Мышкин коротко кивнул, делая пометки в блокноте.
— Георгий Всеволодович, — теперь я обратился к Полуэктову, — вам поручение по военной линии. Нужно поднять все документы об участии Ипатьева в создании противогазов во время империалистической. Особенно материалы по спасенным жизням. И еще — запросите через военную разведку данные о его нынешнем положении в Америке. Но чтобы все было предельно достоверно.
— Сделаем, Леонид Иванович, — Полуэктов по-военному четко козырнул. — Когда нужны результаты?
— Через два дня. И еще, — я понизил голос, — подготовьте справку о стратегическом значении высокооктанового топлива для армии. Это нам скоро понадобится.
Когда они ушли, я остался один в кабинете. Теперь можно сосредоточиться на главном. На нефтяном проекте. Я придвинул к себе карту Поволжья.
Оставшись один в кабинете, я склонился над документами. Ситуация требовала тщательного анализа.
Так… Что мы имеем? В стране полностью национализированная нефтяная отрасль. «Азнефть», «Грознефть», «Эмбанефть», все под жестким государственным контролем.
Но ситуация не безнадежная. В конце концов, у меня есть поддержка Орджоникидзе и военных, а это уже немало.
Важнее всего правильно подать идею. Баку и Грозный — месторождения стареющие, стране нужна новая нефтяная база. Особенно с учетом военных планов.

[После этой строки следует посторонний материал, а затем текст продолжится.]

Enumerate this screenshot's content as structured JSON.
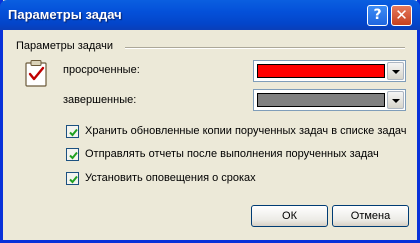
{
  "window": {
    "title": "Параметры задач",
    "help_button_glyph": "?",
    "close_button_glyph": "✕"
  },
  "group": {
    "label": "Параметры задачи",
    "icon": "task-clipboard-icon"
  },
  "color_settings": [
    {
      "label": "просроченные:",
      "color": "#ff0000"
    },
    {
      "label": "завершенные:",
      "color": "#808080"
    }
  ],
  "checkboxes": [
    {
      "label": "Хранить обновленные копии порученных задач в списке задач",
      "checked": true
    },
    {
      "label": "Отправлять отчеты после выполнения порученных задач",
      "checked": true
    },
    {
      "label": "Установить оповещения о сроках",
      "checked": true
    }
  ],
  "buttons": {
    "ok_label": "ОК",
    "cancel_label": "Отмена"
  }
}
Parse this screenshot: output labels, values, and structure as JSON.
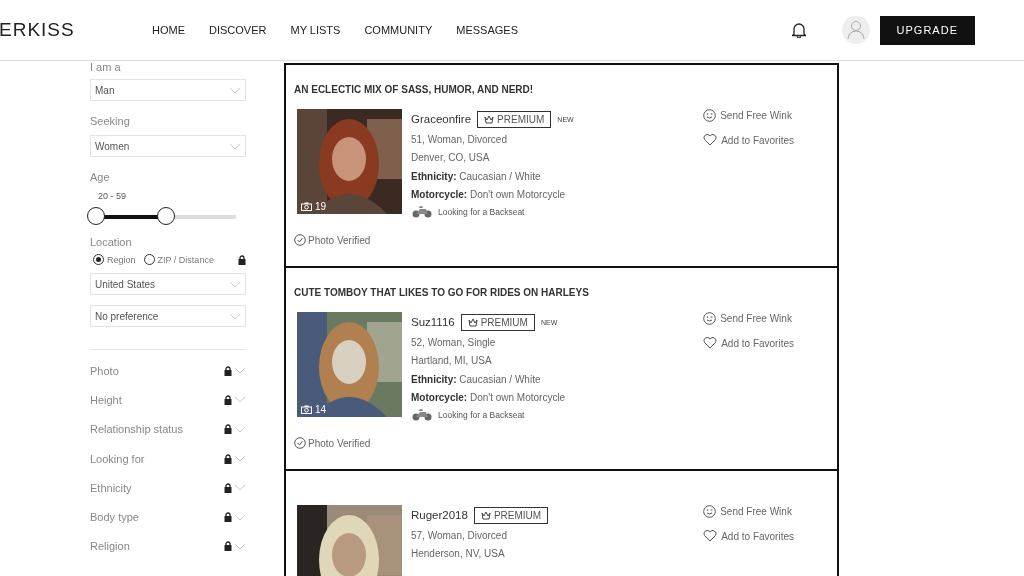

А вот Поволжье… Я обвел карандашом район Ишимбая, Туймазы, потом территорию Татарии и Саратовской области. Здесь, я точно знаю, огромные запасы. Но как их быстро освоить?
Первое — нужна мощная геологоразведка. Сейсморазведка только зарождается, но ее можно развить. У американцев уже есть интересные наработки. Через военное ведомство можно получить образцы оборудования…
Второе — бурение. Роторный способ, шарошечные долота… В США это уже стандарт, а у нас все еще ударное бурение. Нужно срочно менять технологию. Опять же, можно организовать… хм… «неофициальное» знакомство с американским опытом.
Я достал чистый лист бумаги, начал набрасывать схему организации работ. Нужно создать особое управление по разведке новых месторождений. Формально в структуре Наркомтяжпрома, но с особым статусом. Под эгидой обороны, это даст определенную свободу действий.
А вот с частной инициативой сложнее… Хотя… В двадцатых годах были концессии, тот же «Лена Голдфилдс». Почему бы не создать систему «специализированных кооперативов»? Формально — часть госструктуры, по факту — почти частные предприятия. Работа на хозрасчете, премии за результат.
Третье — переработка и транспорт. Нельзя зависеть от бакинских заводов. Нужны свои НПЗ в Поволжье, современные, с установками крекинга.
И обязательно нужны трубопроводы. Это ключевой момент. В реальности Волго-Уральский построили только после войны, но мы можем ускорить процесс.
Я взглянул на часы — уже утро. Но мысли продолжали крутиться.
Главное — обеспечить политическую безопасность проекта. Сейчас идет борьба с «вредителями», любая неудача может стать фатальной. Значит, нужны надежные люди, четкая отчетность, регулярные рапорты об успехах.
И конечно, поддержка сверху. Орджоникидзе поможет, но нужно еще заручиться поддержкой военных. Возможно, через Ворошилова… Да и Сталин должен понять важность создания новой нефтяной базы.
Я откинулся в кресле, прикрыл глаза. План постепенно складывался.
Создать мощную геологоразведку, внедрить новые технологии бурения, построить современные НПЗ, проложить трубопроводы… И все это под вывеской государственного проекта, но с элементами частной инициативы.
Если все сделать правильно, года через три-четыре можно получить первую нефть. А там и до полноценного «Второго Баку» недалеко. Надо только не спугнуть удачу и правильно разыграть политическую партию.